Perspektywa współpracy podupadła w 2004, gdy pojawiła się Europejska Polityka Sąsiedztwa (ENP). W raporcie o Inicjatywie Szerszej Europy z maja 2004 pojawił się zapis mówiący o strategii ENP nie członkostwie. Przełamaniem okazał się rok 2005 i przyjęty wspólny Plan Działania, gdzie przewiduje się m.in. utworzenie strefy wolnego handlu między UE a Ukrainą. Ma to nastąpić kiedy Ukraina dostanie status „gospodarki rynkowej” i zostanie przyjęta w poczet członków WTO. Należy jednak wyjaśnić, że celem ENP nie jest perspektywa członkostwa lecz wzmocnienie stosunków wzajemnych, bezpieczności i stabilności. Plan oparty jest na PCA i jest ważnym elementem w zbliżeniu Ukrainy do UE. Wybiega poza klasyczną współpracę w kierunku stopniowej integracji ekonomicznej i głębszej współpracy politycznej. Tworzy wszechstronny i ambitny program działań dla stron, zwłaszcza Ukrainy, we wszystkich kluczowych obszarach reform. Realizacja planu zależy od jakości i tempa przekształceń, dostosowań i realizacji wspólnych priorytetów na Ukrainie.

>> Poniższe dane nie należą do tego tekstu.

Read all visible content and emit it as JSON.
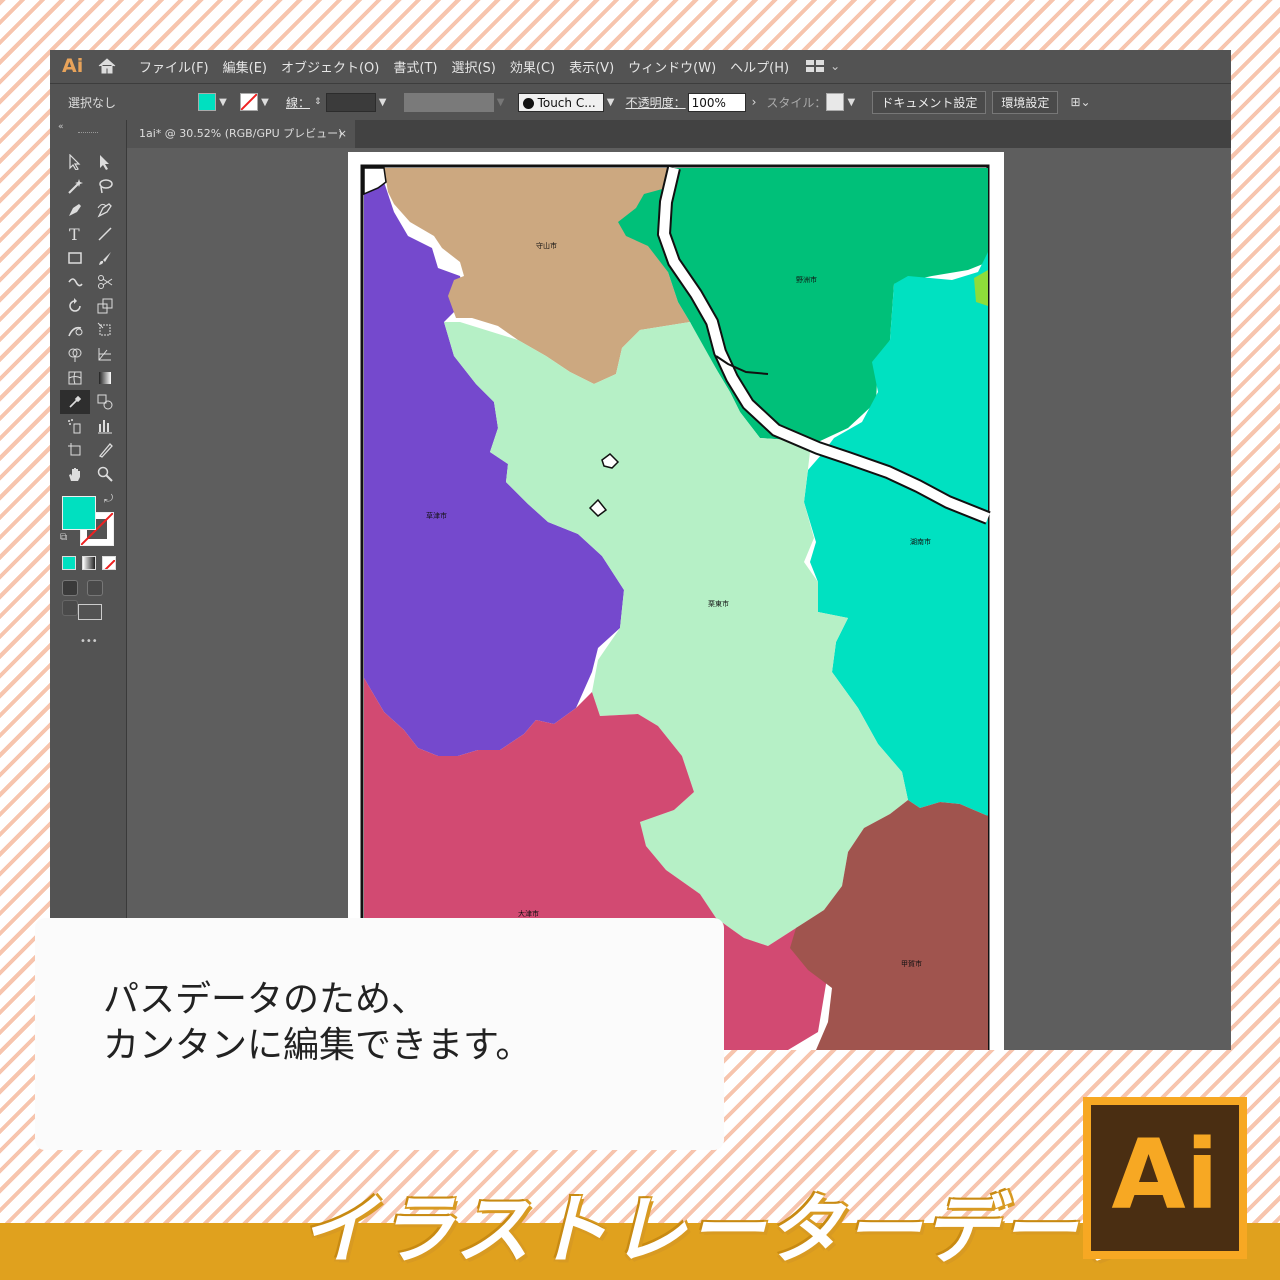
{
  "menubar": {
    "app_mark": "Ai",
    "items": [
      "ファイル(F)",
      "編集(E)",
      "オブジェクト(O)",
      "書式(T)",
      "選択(S)",
      "効果(C)",
      "表示(V)",
      "ウィンドウ(W)",
      "ヘルプ(H)"
    ]
  },
  "control_bar": {
    "selection": "選択なし",
    "fill_color": "#00e0c0",
    "stroke_label": "線：",
    "brush": "Touch C...",
    "opacity_label": "不透明度：",
    "opacity_value": "100%",
    "style_label": "スタイル：",
    "doc_setup": "ドキュメント設定",
    "prefs": "環境設定"
  },
  "document_tab": {
    "title": "1ai* @ 30.52% (RGB/GPU プレビュー)",
    "close": "×"
  },
  "toolbar": {
    "fill": "#00e0c0",
    "more": "•••",
    "tools": [
      "selection-tool",
      "direct-selection-tool",
      "magic-wand-tool",
      "lasso-tool",
      "pen-tool",
      "curvature-tool",
      "type-tool",
      "line-tool",
      "rectangle-tool",
      "paintbrush-tool",
      "shaper-tool",
      "scissors-tool",
      "rotate-tool",
      "scale-tool",
      "warp-tool",
      "free-transform-tool",
      "shape-builder-tool",
      "perspective-grid-tool",
      "mesh-tool",
      "gradient-tool",
      "eyedropper-tool",
      "blend-tool",
      "symbol-sprayer-tool",
      "graph-tool",
      "artboard-tool",
      "slice-tool",
      "hand-tool",
      "zoom-tool"
    ]
  },
  "map": {
    "labels": {
      "moriyama": "守山市",
      "yasu": "野洲市",
      "kusatsu": "草津市",
      "konan": "湖南市",
      "ritto": "栗東市",
      "otsu": "大津市",
      "koka": "甲賀市"
    },
    "colors": {
      "moriyama": "#cca880",
      "yasu": "#00c079",
      "kusatsu": "#7549cd",
      "konan": "#00e1c1",
      "ritto": "#b6f0c6",
      "otsu": "#d24a72",
      "koka": "#a0544e"
    }
  },
  "caption": {
    "line1": "パスデータのため、",
    "line2": "カンタンに編集できます。"
  },
  "footer": {
    "title": "イラストレーターデータ",
    "logo": "Ai"
  }
}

Dlatego właśnie Ukraina potrzebuje stabilnych rządów i społecznej legitymizacji całego społeczeństwa. W tej chwili rzeczywiście wszystko wskazuje na to, że Ukraina będzie państwem wielokulturowym. Już wkrótce wyjdą na jednak ze szkół ludzie, którzy uczyli się wyłącznie po ukraińsku, znacznie lepiej znają ojczystą literaturę niż ich rodzice. To jest nadzieja Ukrainy. Gdy tylko mają szansę, z ochotą wybierają studia w Warszawie, Pradze albo w Budapeszcie.

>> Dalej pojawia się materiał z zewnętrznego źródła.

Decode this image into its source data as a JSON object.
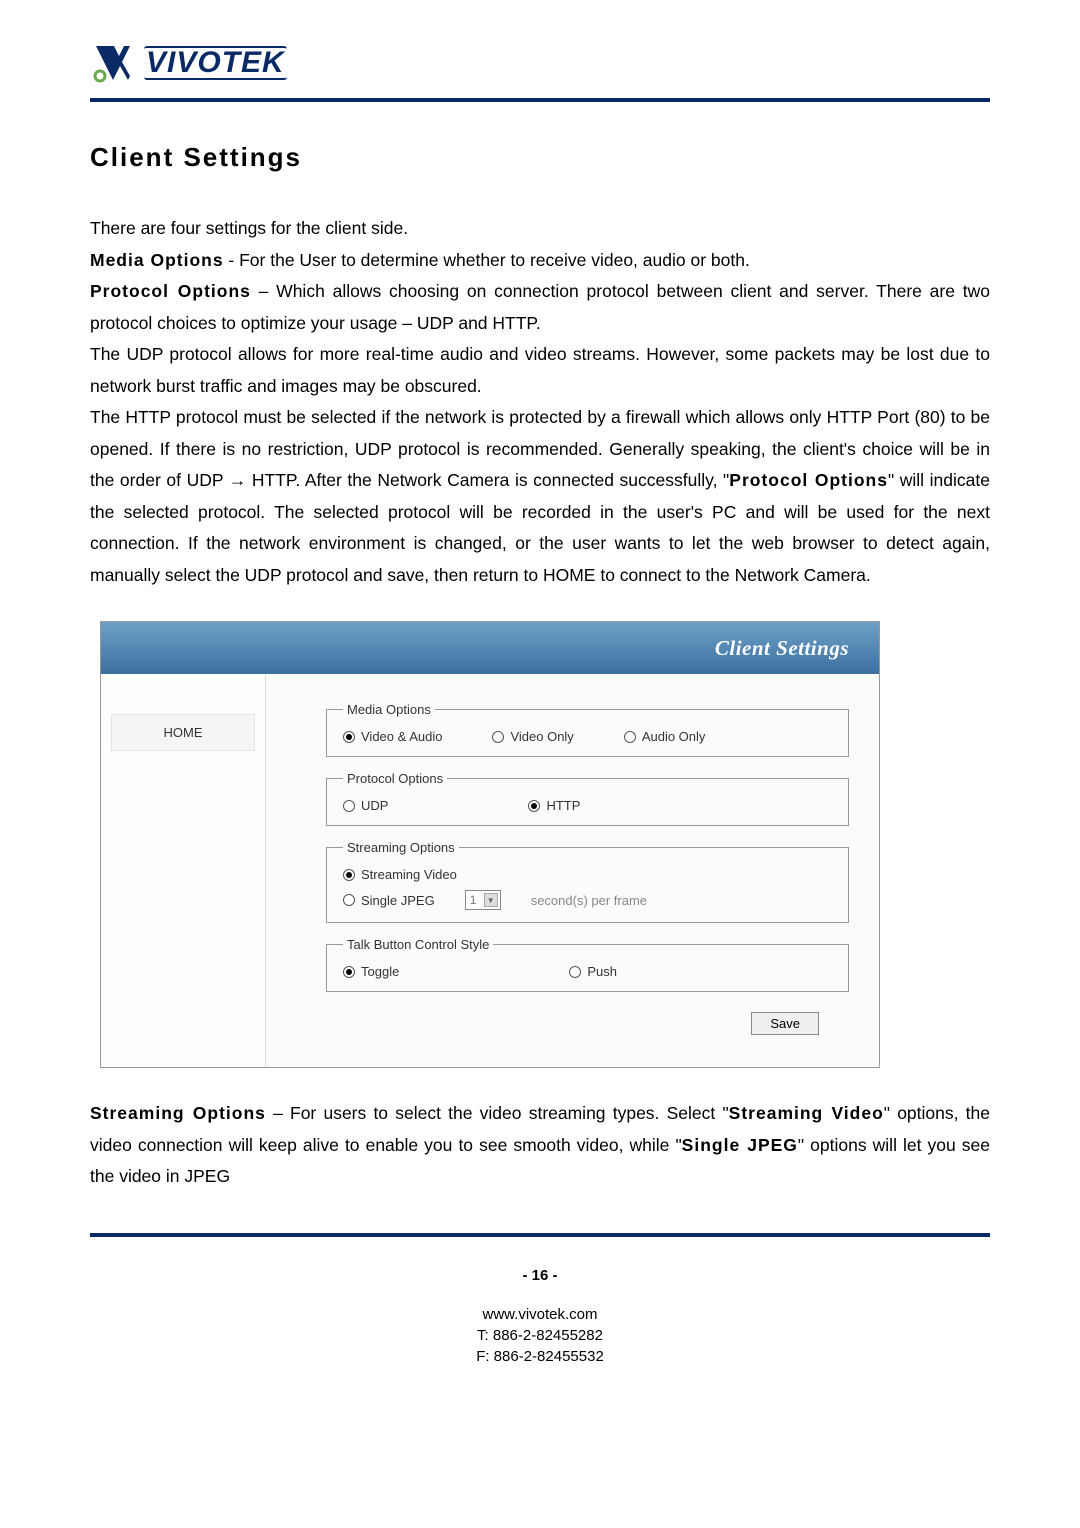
{
  "brand": {
    "name": "VIVOTEK"
  },
  "heading": "Client Settings",
  "intro": "There are four settings for the client side.",
  "media_label": "Media Options",
  "media_desc": " - For the User to determine whether to receive video, audio or both.",
  "protocol_label": "Protocol Options",
  "protocol_desc": " – Which allows choosing on connection protocol between client and server. There are two protocol choices to optimize your usage – UDP and HTTP.",
  "udp_para": "The UDP protocol allows for more real-time audio and video streams. However, some packets may be lost due to network burst traffic and images may be obscured.",
  "http_para_1": "The HTTP protocol must be selected if the network is protected by a firewall which allows only HTTP Port (80) to be opened. If there is no restriction, UDP protocol is recommended. Generally speaking, the client's choice will be in the order of UDP → HTTP. After the Network Camera is connected successfully, \"",
  "http_para_bold": "Protocol Options",
  "http_para_2": "\" will indicate the selected protocol. The selected protocol will be recorded in the user's PC and will be used for the next connection. If the network environment is changed, or the user wants to let the web browser to detect again, manually select the UDP protocol and save, then return to HOME to connect to the Network Camera.",
  "screenshot": {
    "title": "Client Settings",
    "sidebar": {
      "home": "HOME"
    },
    "groups": {
      "media": {
        "legend": "Media Options",
        "opt1": "Video & Audio",
        "opt2": "Video Only",
        "opt3": "Audio Only"
      },
      "protocol": {
        "legend": "Protocol Options",
        "opt1": "UDP",
        "opt2": "HTTP"
      },
      "streaming": {
        "legend": "Streaming Options",
        "opt1": "Streaming Video",
        "opt2": "Single JPEG",
        "select_value": "1",
        "per_frame": "second(s) per frame"
      },
      "talk": {
        "legend": "Talk Button Control Style",
        "opt1": "Toggle",
        "opt2": "Push"
      }
    },
    "save": "Save"
  },
  "streaming_label": "Streaming Options",
  "streaming_desc_1": " – For users to select the video streaming types. Select \"",
  "streaming_bold": "Streaming Video",
  "streaming_desc_2": "\" options, the video connection will keep alive to enable you to see smooth video, while \"",
  "streaming_bold2": "Single JPEG",
  "streaming_desc_3": "\" options will let you see the video in JPEG",
  "footer": {
    "page": "- 16 -",
    "url": "www.vivotek.com",
    "tel": "T: 886-2-82455282",
    "fax": "F: 886-2-82455532"
  }
}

Polska jest dla tej młodzieży, tej chcącej przemian i postępu, znakiem i symbolem Europy. Badania socjologiczne pokazują, że Polska jest dla Ukraińców trzecim, najdalej czwartym symbolem Zachodu, zaraz po Stanach Zjednoczonych, po Niemczech i może po Francji. Wszystko dlatego, że tu udało się przeprowadzić pozytywne przemiany gospodarcze i polityczne.